The University of Gloucestershire is updating the dissertation and thesis retention policy and reviewing some related issues. I would be interested in other HEIs retention policies particularly the duration of retention for different categories eg undergraduate, postgraduate taught, postgraduate by research, doctoral.
Our current practice is to receive all dissertations and theses in digital format, there may be a small number of exceptions to this. For doctoral theses we continue to receive hard copy in addition to the digital copy. There are additional restriction on thesis content that affect digital copies, this is the argument for retaining the hard copy though we could do a fine grained selection based on whether the digital copy can be distributed in full. Obtaining a hard copy retrospectively, if not standard practice might not be straightforward.
Dissertations and theses received in hard copy in the past are stored in the library. The University uses Turnitin plagiarism detection software. No doctoral theses have been discarded to-date.
LIS does not have a policy or resource for comprehensive retrospective digitisation. We have some 200 doctoral theses digitised retrospectively on the EThOS database and we are adding our postgraduate theses by research and doctoral theses to our own repository in full text (unless embargoed for FOIA reasons). We will be adding theses from EThOS that were digitised from the hard copy before we had a Research Repository. We may store the hard copy theses not yet digitised and digitise in house on demand (ie someone will manually scan them to a reasonable standard but only if they are requested). EThOS is harvesting all new digital doctoral theses added to the Research Repository.

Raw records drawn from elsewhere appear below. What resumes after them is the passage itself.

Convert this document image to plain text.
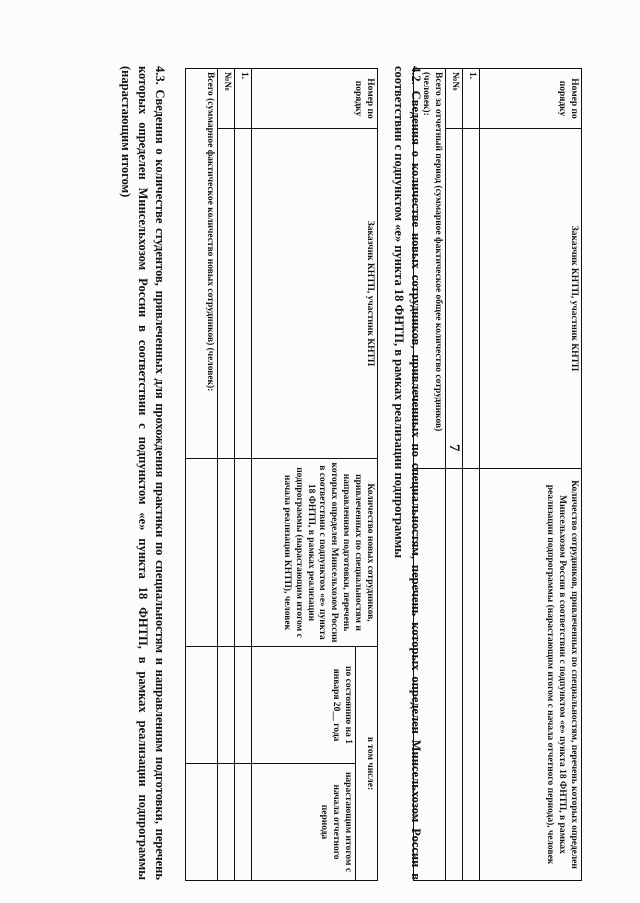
7
Номер по порядку	Заказчик КНТП, участник КНТП	Количество сотрудников, привлеченных по специальностям, перечень которых определен Минсельхозом России в соответствии с подпунктом «е» пункта 18 ФНТП, в рамках реализации подпрограммы (нарастающим итогом с начала отчетного периода), человек
1.		
№№		
Всего за отчетный период (суммарное фактическое общее количество сотрудников) (человек):		
4.2. Сведения о количестве новых сотрудников, привлеченных по специальностям, перечень которых определен Минсельхозом России в соответствии с подпунктом «е» пункта 18 ФНТП, в рамках реализации подпрограммы
Номер по порядку	Заказчик КНТП, участник КНТП	Количество новых сотрудников, привлеченных по специальностям и направлениям подготовки, перечень которых определен Минсельхозом России в соответствии с подпунктом «е» пункта 18 ФНТП, в рамках реализации подпрограммы (нарастающим итогом с начала реализации КНТП), человек	в том числе:	
			по состоянию на 1 января 20__ года	нарастающим итогом с начала отчетного периода
1.				
№№				
Всего (суммарное фактическое количество новых сотрудников) (человек):				
4.3. Сведения о количестве студентов, привлеченных для прохождения практики по специальностям и направлениям подготовки, перечень которых определен Минсельхозом России в соответствии с подпунктом «е» пункта 18 ФНТП, в рамках реализации подпрограммы (нарастающим итогом)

We have some masters by research and doctoral theses where it has been necessary to make redactions to the digital version - usually for reasons of copyright. Therefore the digital copy is not as complete as the hard copy. There are other theses with embargoes of 2-5 years, digital copies exist and are restricted on our Research Repository ready for release at the appropriate time.
This is the background. My specific questions are:
1. Do you retain all hard copy doctoral theses indefinitely or for a specific number of years whether or not a digital copy is available?
2. Do you retain the hard copy of a doctoral thesis even if the digital copy is unredacted or redacted only for signatures?
3. Does the library receive both hard copy and digital versions of the doctoral theses?
4. If the library stores hard copy doctoral theses how long do you retain them?
5. If the library stores hard copy masters by research and Mphil theses how long do you retain them?
6.If the library stores hard copy taught postgraduate dissertations how long do you retain them?
7.If the library stores hard copy undergraduate dissertations how long do you retain them?
8.Does any HEI hold hard copies of theses and dissertations somewhere other than in the library or library storage?
9.Are there HEIs who no longer require students to submit hard copies of dissertations or theses including doctoral theses?
10. Do you routinely restrict access to hard copy dissertations and theses (ie closed storage, available on request and signed for).